Kediri(adakitanews.com)—Warga Dusun Bangunmulyo Desa Pojok Kecamatan Wates Kabupaten Kediri dibuat geger oleh seorang pria bernama Rianto (35), yang mengamuk dengan sebilah sabit.

Akibat amukan itu, 5 orang terluka, 1 kritis dan 3 meninggal dunia akibat bacokan secara membabi buta.

“Pelaku ini mulai aksinya sekitar pukul 12.30 WIB, awalnya cekcok dengan keluarganya,” kata Kepala Desa Pojok, Darwanto, Senin (7/3/2022) sore.

Peristiwa nahas yang menggegerkan warga Desa Pojok, Kecamatan Wates itu lanjut Darwanto ditengarai setelah cekcok dengan pihak keluarga.
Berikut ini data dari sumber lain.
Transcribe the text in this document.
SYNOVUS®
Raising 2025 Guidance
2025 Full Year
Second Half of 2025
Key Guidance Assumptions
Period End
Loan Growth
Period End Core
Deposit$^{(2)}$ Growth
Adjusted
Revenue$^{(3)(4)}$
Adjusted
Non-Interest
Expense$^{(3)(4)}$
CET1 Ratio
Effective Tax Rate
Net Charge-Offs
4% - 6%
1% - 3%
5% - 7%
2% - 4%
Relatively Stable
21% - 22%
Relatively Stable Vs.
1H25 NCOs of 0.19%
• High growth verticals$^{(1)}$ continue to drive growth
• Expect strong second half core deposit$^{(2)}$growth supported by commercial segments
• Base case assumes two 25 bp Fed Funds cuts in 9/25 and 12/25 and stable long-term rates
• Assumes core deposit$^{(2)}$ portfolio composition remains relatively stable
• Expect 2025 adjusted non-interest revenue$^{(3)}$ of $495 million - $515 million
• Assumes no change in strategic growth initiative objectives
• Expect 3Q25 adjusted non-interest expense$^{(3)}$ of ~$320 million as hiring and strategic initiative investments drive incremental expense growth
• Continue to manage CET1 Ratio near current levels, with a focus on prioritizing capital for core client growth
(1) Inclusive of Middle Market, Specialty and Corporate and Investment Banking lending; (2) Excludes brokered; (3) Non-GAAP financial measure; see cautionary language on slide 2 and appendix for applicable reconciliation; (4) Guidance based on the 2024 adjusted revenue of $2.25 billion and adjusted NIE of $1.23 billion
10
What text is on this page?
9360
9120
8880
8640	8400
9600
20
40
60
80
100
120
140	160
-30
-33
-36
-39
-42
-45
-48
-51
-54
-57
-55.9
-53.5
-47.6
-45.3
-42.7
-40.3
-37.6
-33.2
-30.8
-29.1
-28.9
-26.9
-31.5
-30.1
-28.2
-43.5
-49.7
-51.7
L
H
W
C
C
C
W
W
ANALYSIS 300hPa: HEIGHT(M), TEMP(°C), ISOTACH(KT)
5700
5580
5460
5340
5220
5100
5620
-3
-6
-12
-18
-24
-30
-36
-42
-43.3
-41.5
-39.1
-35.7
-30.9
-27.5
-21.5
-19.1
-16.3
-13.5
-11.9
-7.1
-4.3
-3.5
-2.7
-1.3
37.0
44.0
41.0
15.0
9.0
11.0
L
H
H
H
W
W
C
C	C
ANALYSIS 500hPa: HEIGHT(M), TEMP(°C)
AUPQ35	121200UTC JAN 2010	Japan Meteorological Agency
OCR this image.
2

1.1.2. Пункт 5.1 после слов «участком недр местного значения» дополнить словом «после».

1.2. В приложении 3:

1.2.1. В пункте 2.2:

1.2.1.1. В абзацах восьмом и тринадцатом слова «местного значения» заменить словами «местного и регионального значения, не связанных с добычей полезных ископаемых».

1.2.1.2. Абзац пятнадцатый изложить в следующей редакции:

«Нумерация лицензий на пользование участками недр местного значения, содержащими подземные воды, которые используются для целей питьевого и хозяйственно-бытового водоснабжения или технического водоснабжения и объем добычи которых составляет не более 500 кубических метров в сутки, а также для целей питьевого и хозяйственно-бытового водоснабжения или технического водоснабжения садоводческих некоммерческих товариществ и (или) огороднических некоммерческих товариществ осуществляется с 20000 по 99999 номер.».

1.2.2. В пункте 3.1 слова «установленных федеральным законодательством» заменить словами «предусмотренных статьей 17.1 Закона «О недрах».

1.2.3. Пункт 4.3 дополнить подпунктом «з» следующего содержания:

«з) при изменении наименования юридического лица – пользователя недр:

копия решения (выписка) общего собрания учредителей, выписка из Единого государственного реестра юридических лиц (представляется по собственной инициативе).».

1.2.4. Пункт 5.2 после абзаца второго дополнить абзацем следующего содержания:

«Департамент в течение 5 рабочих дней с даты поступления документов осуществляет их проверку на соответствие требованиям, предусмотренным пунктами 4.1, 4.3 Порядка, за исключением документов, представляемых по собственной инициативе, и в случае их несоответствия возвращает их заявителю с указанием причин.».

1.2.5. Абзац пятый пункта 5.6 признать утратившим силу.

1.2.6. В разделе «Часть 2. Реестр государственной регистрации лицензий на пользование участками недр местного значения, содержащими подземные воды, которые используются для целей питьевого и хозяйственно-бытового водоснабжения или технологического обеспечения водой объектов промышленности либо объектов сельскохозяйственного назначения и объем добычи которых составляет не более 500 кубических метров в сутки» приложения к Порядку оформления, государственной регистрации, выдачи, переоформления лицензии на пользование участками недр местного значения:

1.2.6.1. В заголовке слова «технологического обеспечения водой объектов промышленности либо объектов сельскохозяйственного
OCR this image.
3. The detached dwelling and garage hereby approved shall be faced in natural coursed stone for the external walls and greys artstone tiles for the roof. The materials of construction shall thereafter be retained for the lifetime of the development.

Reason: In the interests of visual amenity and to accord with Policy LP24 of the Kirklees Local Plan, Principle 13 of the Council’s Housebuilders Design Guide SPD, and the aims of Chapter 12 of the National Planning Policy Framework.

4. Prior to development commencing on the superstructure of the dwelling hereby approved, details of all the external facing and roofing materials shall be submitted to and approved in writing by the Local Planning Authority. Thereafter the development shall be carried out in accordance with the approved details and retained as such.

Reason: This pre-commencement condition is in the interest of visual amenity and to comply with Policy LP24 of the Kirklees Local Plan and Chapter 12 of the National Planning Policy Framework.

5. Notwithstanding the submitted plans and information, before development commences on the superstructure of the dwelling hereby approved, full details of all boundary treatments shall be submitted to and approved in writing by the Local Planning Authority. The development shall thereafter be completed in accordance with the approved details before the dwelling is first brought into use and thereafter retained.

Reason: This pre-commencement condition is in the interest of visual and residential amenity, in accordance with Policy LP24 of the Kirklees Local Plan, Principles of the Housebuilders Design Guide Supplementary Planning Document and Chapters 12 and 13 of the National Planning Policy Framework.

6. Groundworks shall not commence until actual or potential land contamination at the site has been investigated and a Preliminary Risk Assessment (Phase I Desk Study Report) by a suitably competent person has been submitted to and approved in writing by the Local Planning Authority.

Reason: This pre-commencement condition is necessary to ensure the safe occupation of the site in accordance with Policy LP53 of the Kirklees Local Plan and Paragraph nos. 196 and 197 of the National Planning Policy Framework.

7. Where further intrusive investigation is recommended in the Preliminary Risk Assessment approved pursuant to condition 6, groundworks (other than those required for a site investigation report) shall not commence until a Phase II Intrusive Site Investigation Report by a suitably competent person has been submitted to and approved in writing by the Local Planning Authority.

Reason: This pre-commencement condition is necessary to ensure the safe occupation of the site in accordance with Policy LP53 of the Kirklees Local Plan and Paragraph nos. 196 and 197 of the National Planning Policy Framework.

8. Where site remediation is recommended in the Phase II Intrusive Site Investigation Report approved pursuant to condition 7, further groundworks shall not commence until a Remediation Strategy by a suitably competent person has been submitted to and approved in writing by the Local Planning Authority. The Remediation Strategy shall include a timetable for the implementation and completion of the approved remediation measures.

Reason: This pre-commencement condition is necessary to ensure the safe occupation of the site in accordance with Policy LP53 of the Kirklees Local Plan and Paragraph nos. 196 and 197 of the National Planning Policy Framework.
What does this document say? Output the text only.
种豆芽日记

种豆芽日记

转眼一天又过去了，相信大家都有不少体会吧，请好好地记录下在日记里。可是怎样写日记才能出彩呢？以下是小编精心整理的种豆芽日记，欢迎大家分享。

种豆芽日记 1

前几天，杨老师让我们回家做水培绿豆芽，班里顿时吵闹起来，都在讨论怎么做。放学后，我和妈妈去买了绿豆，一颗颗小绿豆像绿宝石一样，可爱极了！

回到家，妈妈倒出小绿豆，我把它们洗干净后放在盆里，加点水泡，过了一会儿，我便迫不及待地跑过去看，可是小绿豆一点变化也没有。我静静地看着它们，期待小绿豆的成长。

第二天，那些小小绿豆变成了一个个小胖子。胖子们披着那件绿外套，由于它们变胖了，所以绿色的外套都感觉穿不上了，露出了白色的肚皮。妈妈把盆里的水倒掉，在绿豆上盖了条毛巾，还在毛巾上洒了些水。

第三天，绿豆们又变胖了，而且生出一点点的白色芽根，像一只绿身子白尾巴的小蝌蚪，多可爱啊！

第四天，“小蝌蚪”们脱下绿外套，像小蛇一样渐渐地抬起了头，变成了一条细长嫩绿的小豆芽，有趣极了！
Dugaan sementara setelah pria tersebut di PHK dari pekerjaan sebelumnya sebagai kuli batu.

“Iya, menurut keterangan warga sekitar pria itu mulai pendiam setelah berhenti bekerja seminggu yang lalu, padahal dia itu khusyuk dan rajin ibadah,” imbuhnya.

Dari informasi awal oleh warga setempat, amukan pria itu tepat mengenai sebelas orang warga. Korban yang tewas dalam kejadian itu adalah Yanah, Ajiz dan Trinah. Ketiganya tak lain tetangga pelaku sendiri. Sedangkan korban lainnya dalam kondisi luka serius akibat sabit dari pelaku.

“Ada yang pada posisi tangan dan lehernya, pelaku ini langsung lari dan bacok saja begitu,” bebernya.

Pelaku dapat dilerai setelah pihak desa memanggil pihak kepolisian setempat. Petugas dibantu warga akhirnya berhasil mengamankan pelaku. Sementara untuk korban dilarikan ke rumah sakit setempat.

“Aksi pelaku dihentikan sama polisi saat sembunyi di rumah, seusai melakukan aksinya,” ungkapnya.

Kini, pelaku telah di bawa ke Mapolsek Wates guna diperiksa lebih lanjut.

Sementara itu, Kasatreskrim Polres Kediri, AKP Rizkika Atmadha Putra menyampaikan terkait data korban dan motif pelaku masih ditindaklanjuti.”Mohon ditunggu masih kami proses lebih lanjut,” ungkapnya.(Gar).